Antonio Maria Buhagiar, OFM Cap, born Spiridion Salvatore Constantino Buhagiar or Buhadgiar (19 November 1846 – 10 August 1891) was a prelate of the Catholic Church of Maltese heritage who led ecclesiastical jurisdictions in Tunisia and Malta and also worked briefly in the diplomatic service of the Holy See just before he died.

==Biography==
Buhagiar was born to a family of immigrants from Malta on 19 November 1846 in Cephalonia, Greece.
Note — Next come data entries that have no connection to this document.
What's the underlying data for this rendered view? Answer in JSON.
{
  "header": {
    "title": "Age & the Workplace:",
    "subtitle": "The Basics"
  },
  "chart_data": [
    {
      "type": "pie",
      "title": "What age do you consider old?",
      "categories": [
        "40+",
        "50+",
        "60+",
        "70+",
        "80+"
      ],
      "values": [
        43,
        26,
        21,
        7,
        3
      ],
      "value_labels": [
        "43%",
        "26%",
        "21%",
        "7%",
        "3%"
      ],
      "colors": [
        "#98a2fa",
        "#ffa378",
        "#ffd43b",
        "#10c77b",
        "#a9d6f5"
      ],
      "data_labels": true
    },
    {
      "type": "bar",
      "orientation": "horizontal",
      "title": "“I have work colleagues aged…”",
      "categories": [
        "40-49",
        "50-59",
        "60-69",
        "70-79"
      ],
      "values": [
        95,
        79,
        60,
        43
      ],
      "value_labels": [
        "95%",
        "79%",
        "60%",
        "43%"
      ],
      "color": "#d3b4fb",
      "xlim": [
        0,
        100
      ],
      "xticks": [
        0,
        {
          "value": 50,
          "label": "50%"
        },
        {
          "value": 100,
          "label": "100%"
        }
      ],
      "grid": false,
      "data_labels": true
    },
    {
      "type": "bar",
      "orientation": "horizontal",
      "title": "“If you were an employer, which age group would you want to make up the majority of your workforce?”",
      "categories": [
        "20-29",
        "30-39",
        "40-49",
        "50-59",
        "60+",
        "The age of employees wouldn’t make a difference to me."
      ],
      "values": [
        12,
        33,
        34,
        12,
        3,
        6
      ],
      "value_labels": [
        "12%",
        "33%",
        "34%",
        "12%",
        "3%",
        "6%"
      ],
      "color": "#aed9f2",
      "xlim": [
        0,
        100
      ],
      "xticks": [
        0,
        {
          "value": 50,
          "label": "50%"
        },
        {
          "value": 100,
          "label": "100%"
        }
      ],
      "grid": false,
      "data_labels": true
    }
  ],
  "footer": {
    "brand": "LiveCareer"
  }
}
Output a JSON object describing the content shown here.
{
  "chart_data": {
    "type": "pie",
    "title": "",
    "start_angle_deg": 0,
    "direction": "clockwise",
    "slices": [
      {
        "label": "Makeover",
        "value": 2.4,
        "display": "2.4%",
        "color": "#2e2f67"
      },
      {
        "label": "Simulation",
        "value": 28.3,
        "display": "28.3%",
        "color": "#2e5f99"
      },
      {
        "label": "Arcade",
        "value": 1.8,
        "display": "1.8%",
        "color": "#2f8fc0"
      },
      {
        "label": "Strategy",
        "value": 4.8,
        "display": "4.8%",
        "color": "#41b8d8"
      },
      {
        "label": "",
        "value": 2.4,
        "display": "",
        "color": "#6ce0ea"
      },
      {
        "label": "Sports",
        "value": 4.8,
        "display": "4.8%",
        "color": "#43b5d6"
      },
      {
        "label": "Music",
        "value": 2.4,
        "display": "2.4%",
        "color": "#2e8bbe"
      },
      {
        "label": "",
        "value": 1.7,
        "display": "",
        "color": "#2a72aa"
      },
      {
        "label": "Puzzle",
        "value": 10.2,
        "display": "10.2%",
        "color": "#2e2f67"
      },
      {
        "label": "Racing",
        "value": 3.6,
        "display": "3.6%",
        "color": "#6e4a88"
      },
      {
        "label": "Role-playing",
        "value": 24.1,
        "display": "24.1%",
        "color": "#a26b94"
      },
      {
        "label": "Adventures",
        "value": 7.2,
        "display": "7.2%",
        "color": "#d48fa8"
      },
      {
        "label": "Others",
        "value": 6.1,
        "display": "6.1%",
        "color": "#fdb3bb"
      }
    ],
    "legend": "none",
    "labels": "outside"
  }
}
He joined the Order of Friars Minor Capuchin in Malta on 20 December 1863 and was ordained a priest on 18 September 1869.

In 1872 he began twelve years of pastoral work as a missionary in Sfax, Tunisia. He survived the July 1881 siege of Sfax, when the city revolted against the establishment of the French protectorate in Tunisia.

On 12 August 1884, Pope Leo XIII named him Vicar Apostolic of Tunis and titular bishop of Ruspe. He received his episcopal consecration on 31 August 1884 from Charles-Martial-Allemand Lavigerie, Archbishop of Algiers. He became auxiliary bishop in November 1884 when the vicariate became the Archdiocese of Carthage with Archbishop Lavigerie at its head.

On 14 April 1885, Pope Leo named him Apostolic Administrator of the Archdiocese of Malta, with the consent of the British officials governing Malta who conveyed Buhagiar to Valletta aboard the British warship HMS Helicon. There he issued a warning to Catholics against joining the Primrose League, a non-sectarian conservative organization combatting "anarchy and atheism". He wrote: "Its object is religious, but as it was not born within the fold nor approved by the Church, ... it may prove dangerous for Catholics to belong to an association whose creed essentially differs from ours".

He held that post until the appointment of Pietro Pace, a Maltese native preferred by the British to Buhagiar with his long history with the French, as Bishop of Malta on 11 February 1889.

On 28 November 1890, Pope Leo appointed him Apostolic Delegate to the Dominican Republic, Haiti, and Venezuela.

Buhagiar died of yellow fever in Santo Domingo on 10 August 1891 at the age of 44.